AMID the final days' flurry of this legislative session, California lawmakers have an opportunity to bring the state's almost 25-year-old Political Reform Act into the electronic age. We urge them to grab it. And we urge the governor to back them up with his signature.

Monday evening SB 49, which would require that contributions for state campaigns be available electronically, passed the Assembly in a landslide: At this writing, the unofficial tally was 71 -- 3.

Next, the bill goes back to the Senate, which passed it in June, for approval of the Assembly's amendments. Assuming the legislation makes it to the governor's desk, we hope he wastes no time in signing it.
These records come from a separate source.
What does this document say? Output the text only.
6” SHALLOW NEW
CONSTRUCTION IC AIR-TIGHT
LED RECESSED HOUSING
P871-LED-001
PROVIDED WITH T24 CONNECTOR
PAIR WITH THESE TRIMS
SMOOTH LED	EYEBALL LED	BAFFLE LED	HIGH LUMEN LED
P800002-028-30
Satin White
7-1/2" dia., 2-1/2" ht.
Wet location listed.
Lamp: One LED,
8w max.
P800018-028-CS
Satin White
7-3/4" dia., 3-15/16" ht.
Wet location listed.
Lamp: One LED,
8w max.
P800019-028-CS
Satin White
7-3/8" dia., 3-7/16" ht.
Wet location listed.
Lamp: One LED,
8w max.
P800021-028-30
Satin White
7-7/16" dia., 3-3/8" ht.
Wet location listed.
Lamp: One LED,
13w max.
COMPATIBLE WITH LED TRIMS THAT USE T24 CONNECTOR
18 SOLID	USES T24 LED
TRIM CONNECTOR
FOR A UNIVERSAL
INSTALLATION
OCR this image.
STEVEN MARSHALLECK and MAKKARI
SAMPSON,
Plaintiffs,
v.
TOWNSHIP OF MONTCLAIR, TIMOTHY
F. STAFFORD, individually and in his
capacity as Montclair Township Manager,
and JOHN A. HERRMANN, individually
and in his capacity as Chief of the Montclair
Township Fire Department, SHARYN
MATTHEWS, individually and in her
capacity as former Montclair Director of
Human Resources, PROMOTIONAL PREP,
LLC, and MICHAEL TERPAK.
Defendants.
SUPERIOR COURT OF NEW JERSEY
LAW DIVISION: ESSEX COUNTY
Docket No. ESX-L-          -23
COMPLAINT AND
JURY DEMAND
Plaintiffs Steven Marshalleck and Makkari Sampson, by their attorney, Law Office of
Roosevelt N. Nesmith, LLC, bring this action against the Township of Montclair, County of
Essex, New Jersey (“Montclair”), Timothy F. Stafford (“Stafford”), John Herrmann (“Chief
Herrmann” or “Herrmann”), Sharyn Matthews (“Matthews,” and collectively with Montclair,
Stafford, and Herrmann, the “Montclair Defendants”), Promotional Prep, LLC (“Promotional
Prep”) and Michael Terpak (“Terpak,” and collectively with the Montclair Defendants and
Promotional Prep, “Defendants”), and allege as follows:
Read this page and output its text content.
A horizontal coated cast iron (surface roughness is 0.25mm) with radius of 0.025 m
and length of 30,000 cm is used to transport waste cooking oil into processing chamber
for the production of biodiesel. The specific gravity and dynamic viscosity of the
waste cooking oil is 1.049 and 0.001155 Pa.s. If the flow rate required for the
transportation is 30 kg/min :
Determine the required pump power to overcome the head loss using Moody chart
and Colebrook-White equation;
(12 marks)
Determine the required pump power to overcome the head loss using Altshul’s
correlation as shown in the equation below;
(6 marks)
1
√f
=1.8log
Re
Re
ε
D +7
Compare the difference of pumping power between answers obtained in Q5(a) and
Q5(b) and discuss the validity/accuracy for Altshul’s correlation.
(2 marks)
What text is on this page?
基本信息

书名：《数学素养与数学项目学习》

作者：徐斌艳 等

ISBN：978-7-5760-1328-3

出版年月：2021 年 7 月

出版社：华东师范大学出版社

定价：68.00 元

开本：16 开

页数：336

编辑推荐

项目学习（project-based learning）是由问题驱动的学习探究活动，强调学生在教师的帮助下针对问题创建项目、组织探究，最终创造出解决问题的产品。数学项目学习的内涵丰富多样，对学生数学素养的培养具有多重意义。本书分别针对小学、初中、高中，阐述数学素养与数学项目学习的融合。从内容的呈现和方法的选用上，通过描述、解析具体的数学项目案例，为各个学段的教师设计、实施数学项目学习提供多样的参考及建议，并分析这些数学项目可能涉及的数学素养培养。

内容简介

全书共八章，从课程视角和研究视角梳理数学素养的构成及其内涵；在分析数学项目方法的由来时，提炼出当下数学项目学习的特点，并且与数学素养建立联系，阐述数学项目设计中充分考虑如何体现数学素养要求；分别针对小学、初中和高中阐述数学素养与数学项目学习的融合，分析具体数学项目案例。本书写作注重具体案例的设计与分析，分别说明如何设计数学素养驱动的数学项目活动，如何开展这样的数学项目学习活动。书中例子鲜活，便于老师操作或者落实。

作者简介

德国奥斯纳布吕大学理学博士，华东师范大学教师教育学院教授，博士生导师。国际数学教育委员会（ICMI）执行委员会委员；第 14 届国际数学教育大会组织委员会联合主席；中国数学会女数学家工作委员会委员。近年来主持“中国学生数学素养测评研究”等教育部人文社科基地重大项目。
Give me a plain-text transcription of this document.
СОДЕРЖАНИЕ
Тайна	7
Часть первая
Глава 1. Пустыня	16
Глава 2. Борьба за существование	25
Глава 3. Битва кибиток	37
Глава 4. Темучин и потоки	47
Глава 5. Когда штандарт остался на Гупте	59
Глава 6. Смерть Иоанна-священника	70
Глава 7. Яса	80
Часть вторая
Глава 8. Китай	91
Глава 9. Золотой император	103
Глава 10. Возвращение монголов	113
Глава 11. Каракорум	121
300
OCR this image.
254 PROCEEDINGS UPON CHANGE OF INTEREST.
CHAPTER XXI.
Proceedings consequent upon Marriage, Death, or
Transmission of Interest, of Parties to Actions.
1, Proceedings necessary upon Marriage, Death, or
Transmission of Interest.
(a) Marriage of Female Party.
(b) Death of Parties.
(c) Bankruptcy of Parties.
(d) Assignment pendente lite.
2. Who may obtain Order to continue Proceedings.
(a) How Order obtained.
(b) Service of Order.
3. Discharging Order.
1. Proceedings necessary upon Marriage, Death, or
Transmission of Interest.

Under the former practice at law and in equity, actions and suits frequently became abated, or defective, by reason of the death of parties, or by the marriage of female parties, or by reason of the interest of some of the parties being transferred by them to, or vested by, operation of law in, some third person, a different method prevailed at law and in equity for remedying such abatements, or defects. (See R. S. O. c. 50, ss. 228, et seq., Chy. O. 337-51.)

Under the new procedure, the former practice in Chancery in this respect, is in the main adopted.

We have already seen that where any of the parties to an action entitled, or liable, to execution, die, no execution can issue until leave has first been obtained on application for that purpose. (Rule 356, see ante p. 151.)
Last year, California campaign contribution filing totaled half a million pages -- housed, for your viewing pleasure, at the secretary of state's office in Sacramento or mailed to you for a dime a page. Given that fully 25 percent of campaign dollars come in during the last two weeks before an election -- and sometimes don't get reported until after the election is over -- journalist can't possibly make it through the sea of names and numbers before election day.

Letting voters know who gave what to whom before election day is a main point behind disclosure. After the election, voters are stuck with the officials, and the interests of their benefactors, until the next election rolls around.

We believe the only significant concern expressed by opponents of the online records -- that donors' privacy would be compromised -- has been effectively addressed by the bill's author, Sen. Betty Karnette, D-Long Beach. She agreed to eliminate donors' street addresses, leaving just name, occupation, employer and city.

About a dozen other states have or are phasing in requirements for electronic filing of political contributions. Assembly members have done their part to bring about the same progress in California. With help from the Senate and Governor, it will actually happen.